Puis elle raconte la peur de l’anesthésie, un trou noir où l’esprit se perd, et le réveil, pénible et embué. Elle décrit la douleur, rappel lancinant du manque, physique et psychologique, d’une partie d’elle. Audre Lorde couche sur le papier sa vie postopératoire, la temporalité étrange de l’hôpital, la semi-conscience, la peine physique, la mort, proche, mais surtout la vie :
25 septembre, quatrième jour. Les choses apparaissent et disparaissent tellement vite qu’on dirait des éclairs ; les journées sont magnifiques, mordorées et bleues ; je voudrais être dehors pour en profiter, je voudrais être heureuse d’être en vie, je voudrais être heureuse de toutes ces choses dont je devrais être heureuse. Mais maintenant, j’ai mal. Maintenant, j’ai mal. Les choses se courent après à l’intérieur de mon crâne, il y a des larmes que je n’arrive pas à verser et des mots comme cancer, douleur et mort. (p. 60)
Habiter les silences
Son diagnostic a représenté un basculement total, qui projette une lumière nouvelle sur son existence et renforce ses convictions militantes. Dans une optique résolument politique, l’autrice, qui se définissait elle-même comme « lesbienne-noire-féministe-mère-amante-poétesse », décide de faire le récit de son cancer afin d’enrichir le paysage littéraire de son expérience singulière :
J’allais mourir. Pas tout de suite mais tôt ou tard, et cela, que j’aie pris la parole ou non. Mes silences ne m’avaient pas protégée. Vos silences ne vous protégeront pas non plus. Mais le fait est : à chaque mot vrai, exprimé, à chaque vérité dite – ces vérités que je n’ai de cesse de poursuivre –, je suis entrée en contact avec d’autres femmes et, ensemble, nous avons élaboré une parole adaptée au monde auquel nous croyons toutes, un monde qui intègre nos différences. (p. 31)
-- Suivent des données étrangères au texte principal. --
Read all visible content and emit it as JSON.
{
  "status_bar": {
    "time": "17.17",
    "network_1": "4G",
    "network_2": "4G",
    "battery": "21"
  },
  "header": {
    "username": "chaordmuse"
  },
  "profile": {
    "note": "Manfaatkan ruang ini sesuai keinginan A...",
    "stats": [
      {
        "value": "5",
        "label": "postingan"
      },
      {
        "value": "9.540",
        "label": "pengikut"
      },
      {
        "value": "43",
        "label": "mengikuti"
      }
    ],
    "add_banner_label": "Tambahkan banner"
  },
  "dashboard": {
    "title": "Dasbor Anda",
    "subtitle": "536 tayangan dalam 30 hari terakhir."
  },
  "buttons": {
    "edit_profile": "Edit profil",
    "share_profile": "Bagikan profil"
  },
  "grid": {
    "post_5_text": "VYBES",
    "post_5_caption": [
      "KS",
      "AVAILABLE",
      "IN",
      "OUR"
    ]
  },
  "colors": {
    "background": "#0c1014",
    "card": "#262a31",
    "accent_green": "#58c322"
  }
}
À travers son vécu, elle espère ouvrir la voie aux femmes et participer au développement de la capacité de se penser et d’agir des minorités. Dans cette optique, elle décortique chaque émotion ressentie et ne fait l’impasse sur aucun sentiment (l’érotisme, la joie, la peur, la fatigue, la puissance) :
Plus tard, je ne veux pas que tout ça ne soit qu’un registre de souffrances. Qu’un registre de larmes. Je veux que ça puisse me servir, tôt ou tard, je veux pouvoir le transmettre et je veux prouver, me prouver que tout ça fait ma force, et que rien d’autre, rien d’autre ne pourra l’ébranler ni l’égaler pendant longtemps. Mon travail consiste à habiter les silences dans lesquels j’ai vécu et à les peupler jusqu’à ce qu’ils résonnent de la musique des beaux jours et du fracas de la foudre. (p. 60)
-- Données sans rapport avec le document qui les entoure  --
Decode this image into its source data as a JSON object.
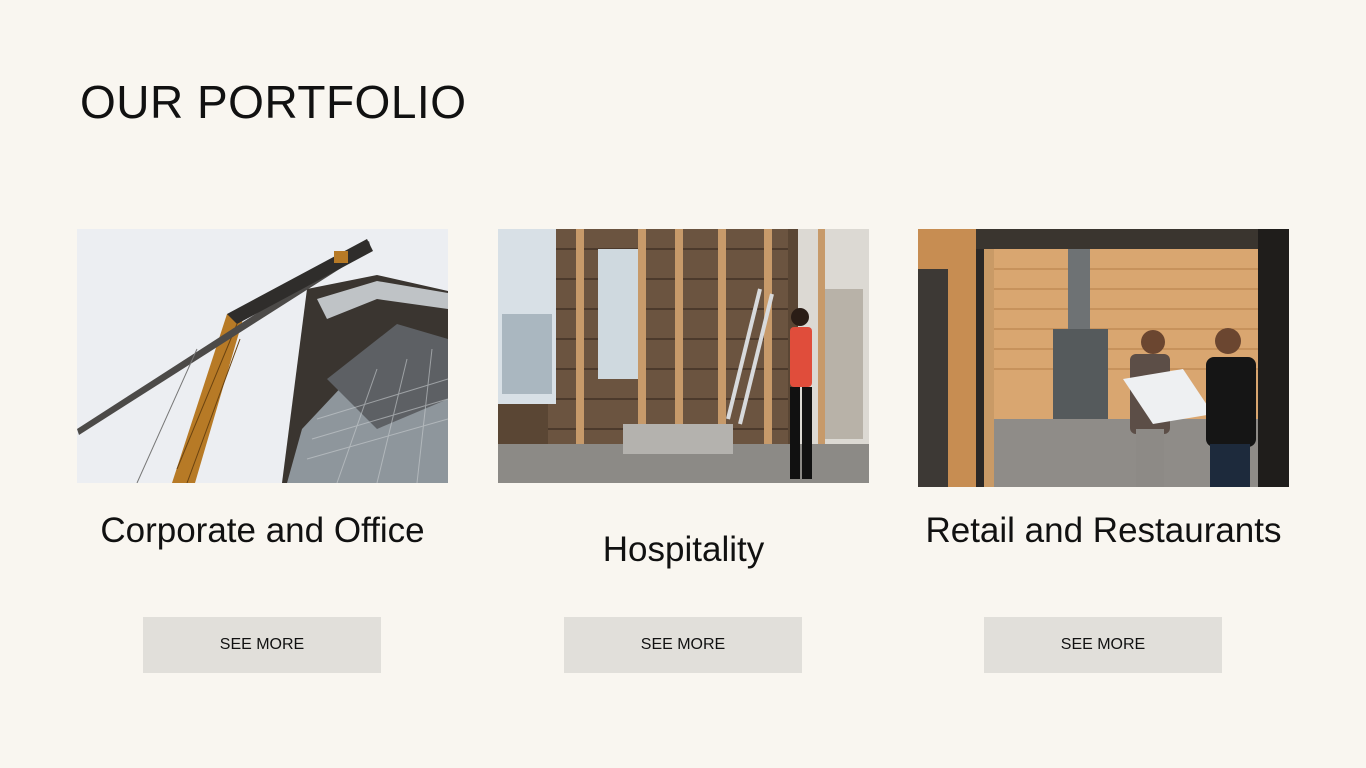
{
  "page": {
    "title": "OUR PORTFOLIO",
    "background": "#f9f6f0"
  },
  "cards": [
    {
      "title": "Corporate and Office",
      "button_label": "SEE MORE",
      "image": "crane-and-building-photo"
    },
    {
      "title": "Hospitality",
      "button_label": "SEE MORE",
      "image": "gutted-interior-renovation-photo"
    },
    {
      "title": "Retail and Restaurants",
      "button_label": "SEE MORE",
      "image": "two-workers-reviewing-plans-photo"
    }
  ],
  "colors": {
    "button_background": "#e1dfda",
    "text": "#111111"
  }
}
La sororité, ce mot méconnu dans notre langage courant, désigne la solidarité entre femmes2. À chaque étape de cette épreuve, Audre Lorde rappelle son importance. Tout d’abord, l’amour de sa compagne, Frances Clayton, dont la présence et le rayonnement l’extirpent de la froideur de l’hôpital. Mais aussi le soutien de toutes les femmes de son entourage :
Je sais seulement qu’un incroyable flot d’amour et de soutien me traversait, venu de toutes les femmes qui m’entouraient, et que j’avais l’impression de baigner dans un bain permanent d’énergies positives. […] Le parfum sucré de leur souffle, leurs rires et leurs voix qui m’appellent par mon nom, tout cela me redonne du courage et me ramène à mon envie de regarder ailleurs que vers le fond. (p. 53)
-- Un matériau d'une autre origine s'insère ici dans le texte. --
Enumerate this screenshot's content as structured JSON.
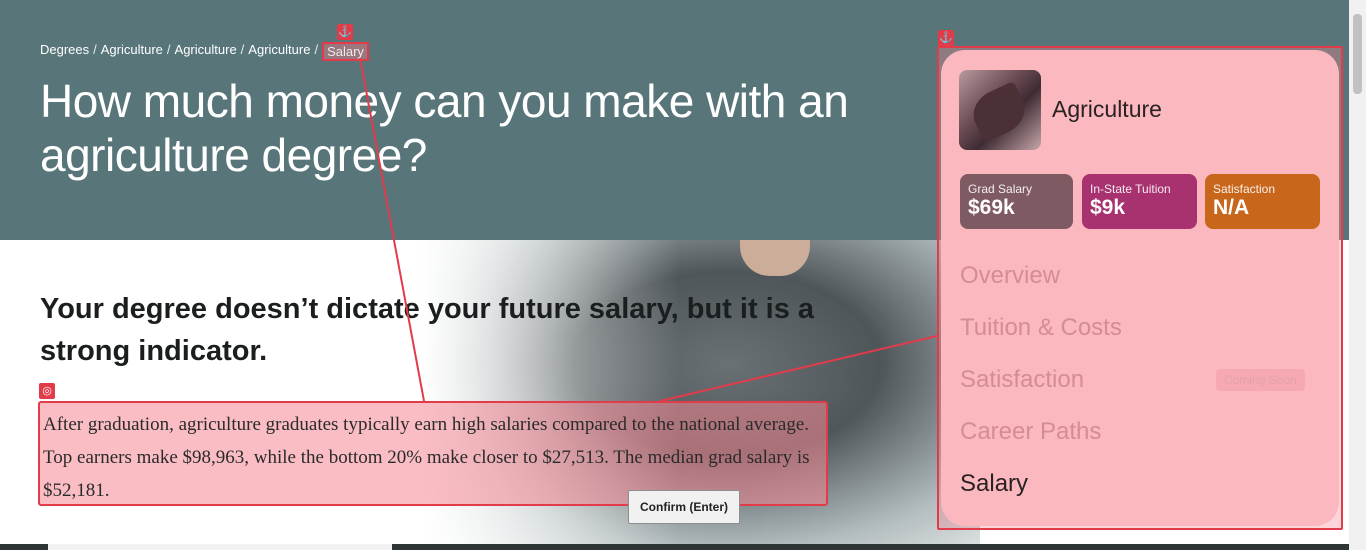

Après son opération, Lorde ne veut pas faire comme si rien ne s’était passé. Elle refuse de cacher sa poitrine, car pour elle, c’est nier le vécu de cette perte et se priver du soutien de ses sœurs de combat. Pour survivre et avancer, il ne faut pas se murer dans le silence :
Nous nous privons les unes les autres de visibilité et de soutien mutuel, lesquels sont pourtant des alliés précieux pour prendre du recul et s’accepter pleinement. Moi-même, entourée, jour après jour, par des femmes qui ont toutes l’air d’avoir deux seins, j’ai parfois du mal à me rappeler que JE NE SUIS PAS SEULE. (p. 78)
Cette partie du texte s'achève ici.